Camira’s ‘Style with Substance’ publications outline their in-depth reasoning for selecting wool as their fibre of choice, these include wool’s prominent performance and environmental benefits, making it clear to me that at the core of their textile development is their understanding of materials. Camira’s spinning facility has enabled them to develop innovative yarn blends starting in 2005 with a four year research and development project on bast fibre fabrics in partnership with De Montford University which resulted in the launch of Sting, which is woven from a blend of wool and nettles. Other materials utilised within bast fibre fabrics include flax, jute and hemp. I was fascinated to learn that Camira grew their own hemp in Leicestershire; a further example of the company’s commitment to being in control of every element of their manufacturing process.
Camira’s extensive knowledge of the production of virgin materials is called upon when there is a demand for properties which cannot be provided by wool and bast fibres.
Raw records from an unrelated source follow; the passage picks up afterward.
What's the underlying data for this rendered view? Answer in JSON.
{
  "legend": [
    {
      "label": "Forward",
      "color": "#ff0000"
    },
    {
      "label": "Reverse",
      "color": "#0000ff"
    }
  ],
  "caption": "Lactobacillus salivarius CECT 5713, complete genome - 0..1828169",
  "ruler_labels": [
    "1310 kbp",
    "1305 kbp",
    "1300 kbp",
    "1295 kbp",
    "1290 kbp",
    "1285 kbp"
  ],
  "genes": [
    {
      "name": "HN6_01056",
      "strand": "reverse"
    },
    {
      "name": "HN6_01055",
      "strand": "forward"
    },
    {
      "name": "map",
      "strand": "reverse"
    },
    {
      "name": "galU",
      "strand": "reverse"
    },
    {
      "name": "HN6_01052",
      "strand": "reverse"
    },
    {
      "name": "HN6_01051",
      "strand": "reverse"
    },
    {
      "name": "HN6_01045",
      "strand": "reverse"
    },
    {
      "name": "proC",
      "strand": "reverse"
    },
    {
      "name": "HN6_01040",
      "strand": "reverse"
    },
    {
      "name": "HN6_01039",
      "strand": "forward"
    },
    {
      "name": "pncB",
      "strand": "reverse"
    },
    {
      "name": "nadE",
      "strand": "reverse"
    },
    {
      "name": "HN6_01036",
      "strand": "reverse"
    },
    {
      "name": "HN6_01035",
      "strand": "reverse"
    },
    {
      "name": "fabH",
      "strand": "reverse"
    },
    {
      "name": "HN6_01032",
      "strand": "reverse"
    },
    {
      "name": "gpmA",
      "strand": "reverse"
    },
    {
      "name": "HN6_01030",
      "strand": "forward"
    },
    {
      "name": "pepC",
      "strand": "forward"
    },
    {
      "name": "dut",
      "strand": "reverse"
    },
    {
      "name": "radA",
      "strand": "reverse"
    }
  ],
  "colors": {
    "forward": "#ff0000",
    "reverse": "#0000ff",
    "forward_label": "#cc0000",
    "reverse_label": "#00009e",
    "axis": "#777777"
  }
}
Their understanding of polyester has enabled them to develop specific polyester collections, maximising on the material’s recyclable properties within a closed loop system, water resistance and flame retardancy whilst reducing the environmental impact. The X2 collection is Camira’s first closed loop collection, Paul explained: ‘In 2012 we worked closely with our polyester yarn supplier to return waste polyester yarn and woven selvedges to be re-extruded and then woven into fabrics with 25% “closed loop” content…The first product to incorporate this “closed-loop” recycled content was X2, a mélange effect version of our already recycled Xtreme range.’
“Currently 61% of the products manufactured at Camira’s main UK site are from natural or recycled raw materials”
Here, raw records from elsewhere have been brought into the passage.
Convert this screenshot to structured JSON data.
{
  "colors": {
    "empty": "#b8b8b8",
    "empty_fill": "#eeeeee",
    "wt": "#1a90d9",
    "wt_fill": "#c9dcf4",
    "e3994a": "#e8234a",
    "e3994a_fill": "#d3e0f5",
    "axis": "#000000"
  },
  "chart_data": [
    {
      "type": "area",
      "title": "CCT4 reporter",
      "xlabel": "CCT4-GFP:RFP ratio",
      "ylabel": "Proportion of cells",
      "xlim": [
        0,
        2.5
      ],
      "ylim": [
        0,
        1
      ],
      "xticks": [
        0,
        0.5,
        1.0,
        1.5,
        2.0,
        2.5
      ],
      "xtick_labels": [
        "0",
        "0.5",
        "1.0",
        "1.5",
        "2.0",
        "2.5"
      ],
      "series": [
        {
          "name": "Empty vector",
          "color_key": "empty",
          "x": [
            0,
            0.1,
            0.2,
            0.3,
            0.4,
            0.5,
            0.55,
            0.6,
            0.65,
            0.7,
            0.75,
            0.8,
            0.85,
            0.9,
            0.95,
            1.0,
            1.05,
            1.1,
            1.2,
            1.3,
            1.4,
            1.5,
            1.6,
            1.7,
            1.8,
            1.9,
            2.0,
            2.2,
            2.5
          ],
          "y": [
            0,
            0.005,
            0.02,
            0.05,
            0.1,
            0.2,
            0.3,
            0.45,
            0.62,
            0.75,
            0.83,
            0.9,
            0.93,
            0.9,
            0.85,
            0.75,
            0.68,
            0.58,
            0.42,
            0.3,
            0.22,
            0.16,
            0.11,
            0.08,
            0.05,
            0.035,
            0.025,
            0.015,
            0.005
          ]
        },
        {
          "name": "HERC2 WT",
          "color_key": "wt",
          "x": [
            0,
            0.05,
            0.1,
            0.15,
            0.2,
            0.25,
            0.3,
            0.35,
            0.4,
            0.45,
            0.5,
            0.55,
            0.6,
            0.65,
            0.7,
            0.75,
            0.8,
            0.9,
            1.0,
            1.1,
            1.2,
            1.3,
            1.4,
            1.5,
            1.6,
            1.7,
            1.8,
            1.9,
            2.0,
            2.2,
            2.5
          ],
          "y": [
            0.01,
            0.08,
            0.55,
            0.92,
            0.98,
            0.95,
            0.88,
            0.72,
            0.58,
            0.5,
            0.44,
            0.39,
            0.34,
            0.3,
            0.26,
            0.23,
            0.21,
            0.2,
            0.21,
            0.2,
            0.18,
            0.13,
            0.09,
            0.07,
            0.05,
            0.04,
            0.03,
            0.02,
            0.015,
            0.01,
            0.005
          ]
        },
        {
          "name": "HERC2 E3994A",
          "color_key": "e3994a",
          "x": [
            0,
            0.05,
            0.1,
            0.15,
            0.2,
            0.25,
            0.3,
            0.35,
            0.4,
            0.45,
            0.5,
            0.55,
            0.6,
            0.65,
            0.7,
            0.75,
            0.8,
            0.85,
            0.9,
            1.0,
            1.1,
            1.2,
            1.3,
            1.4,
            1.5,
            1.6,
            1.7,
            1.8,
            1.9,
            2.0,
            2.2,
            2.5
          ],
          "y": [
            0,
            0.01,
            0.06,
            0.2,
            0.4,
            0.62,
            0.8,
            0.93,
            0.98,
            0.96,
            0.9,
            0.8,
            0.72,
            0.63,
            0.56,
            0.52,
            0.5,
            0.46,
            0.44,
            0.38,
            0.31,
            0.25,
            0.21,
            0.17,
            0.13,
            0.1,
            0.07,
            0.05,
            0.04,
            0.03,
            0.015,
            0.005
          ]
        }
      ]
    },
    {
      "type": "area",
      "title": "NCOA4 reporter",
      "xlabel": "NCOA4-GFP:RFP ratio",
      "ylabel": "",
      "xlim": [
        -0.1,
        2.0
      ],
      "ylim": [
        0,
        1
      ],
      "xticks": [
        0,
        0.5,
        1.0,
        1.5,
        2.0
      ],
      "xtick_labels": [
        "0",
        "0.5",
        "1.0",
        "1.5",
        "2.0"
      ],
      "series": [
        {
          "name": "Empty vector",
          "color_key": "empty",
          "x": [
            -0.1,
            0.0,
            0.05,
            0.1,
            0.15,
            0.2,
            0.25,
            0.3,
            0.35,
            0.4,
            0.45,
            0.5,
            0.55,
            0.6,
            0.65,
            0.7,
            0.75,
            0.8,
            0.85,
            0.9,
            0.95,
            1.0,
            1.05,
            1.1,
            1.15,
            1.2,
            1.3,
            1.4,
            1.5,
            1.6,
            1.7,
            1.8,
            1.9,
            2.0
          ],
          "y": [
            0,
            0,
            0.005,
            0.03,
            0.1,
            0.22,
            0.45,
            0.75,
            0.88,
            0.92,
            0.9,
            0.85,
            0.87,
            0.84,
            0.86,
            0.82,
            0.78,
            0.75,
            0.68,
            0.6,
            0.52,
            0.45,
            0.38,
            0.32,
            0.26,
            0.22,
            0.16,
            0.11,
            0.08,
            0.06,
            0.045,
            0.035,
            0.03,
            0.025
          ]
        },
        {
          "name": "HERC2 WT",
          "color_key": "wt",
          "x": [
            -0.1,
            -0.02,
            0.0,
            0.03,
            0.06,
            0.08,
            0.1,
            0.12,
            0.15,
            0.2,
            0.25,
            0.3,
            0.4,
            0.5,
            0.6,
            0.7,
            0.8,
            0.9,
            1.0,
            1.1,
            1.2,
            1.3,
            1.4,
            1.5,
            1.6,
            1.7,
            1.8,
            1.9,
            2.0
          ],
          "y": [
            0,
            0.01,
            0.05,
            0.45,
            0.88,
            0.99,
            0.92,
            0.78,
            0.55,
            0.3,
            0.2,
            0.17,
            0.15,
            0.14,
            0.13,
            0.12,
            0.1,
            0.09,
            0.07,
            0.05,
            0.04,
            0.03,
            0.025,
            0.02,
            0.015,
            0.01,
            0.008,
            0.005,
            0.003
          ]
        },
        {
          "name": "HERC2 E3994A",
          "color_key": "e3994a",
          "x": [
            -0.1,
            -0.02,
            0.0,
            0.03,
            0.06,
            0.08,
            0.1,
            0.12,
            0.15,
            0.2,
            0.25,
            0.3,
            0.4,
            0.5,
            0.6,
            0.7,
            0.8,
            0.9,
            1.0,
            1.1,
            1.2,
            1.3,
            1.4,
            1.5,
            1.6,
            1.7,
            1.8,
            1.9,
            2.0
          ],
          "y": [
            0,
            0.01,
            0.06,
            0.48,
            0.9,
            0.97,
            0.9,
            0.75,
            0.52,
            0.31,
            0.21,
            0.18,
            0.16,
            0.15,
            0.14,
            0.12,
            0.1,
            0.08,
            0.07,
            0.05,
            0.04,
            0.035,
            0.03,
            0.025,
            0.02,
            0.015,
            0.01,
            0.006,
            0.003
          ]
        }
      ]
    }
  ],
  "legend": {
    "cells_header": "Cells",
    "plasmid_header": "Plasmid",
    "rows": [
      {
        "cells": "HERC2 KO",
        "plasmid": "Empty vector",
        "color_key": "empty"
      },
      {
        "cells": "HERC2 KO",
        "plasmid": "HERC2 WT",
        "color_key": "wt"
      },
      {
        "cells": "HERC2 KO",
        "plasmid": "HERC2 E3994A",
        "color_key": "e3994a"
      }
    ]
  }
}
Currently 61% of the products manufactured at Camira’s main UK site are from natural or recycled raw materials. When discussing the company’s focus on innovation, Paul concluded that ‘Product development combines with process improvement and supply chain integrity to create a powerful environmental proposition for key target stakeholders.’
Camira communicate their environmental credentials widely outside of their company, Jennifer explained the importance of communicating their credentials and the benefits to their customers, ‘Environmental angles are a point of differentiation not just for Camira, but our direct furniture manufacturer customers who leverage some of their unique selling points. Many manufacturers operate their own stringent environmental sourcing principles. Certain end-user clients likewise demand transparency and best practice, public sector tenders frequently require specific environmental standards, while interior specifiers sometimes push environmental fabrics through their own choice or due to client briefs.’
Camira’s moral ethos has been demonstrated through the implementation of their 2012-2015 strategy; their goals have been communicated throughout their business and to their customers, and in turn their achievements have been recognised at the highest level through The Queen’s Award for Enterprise: Sustainable Development. Perhaps we will see Camira leading the way in reaching ‘net zero emissions’, which experts say is required in order to achieve the COP21 pledge; I am certainly confident that Camira have shown us a model to replicate for sustainable UK manufacturing.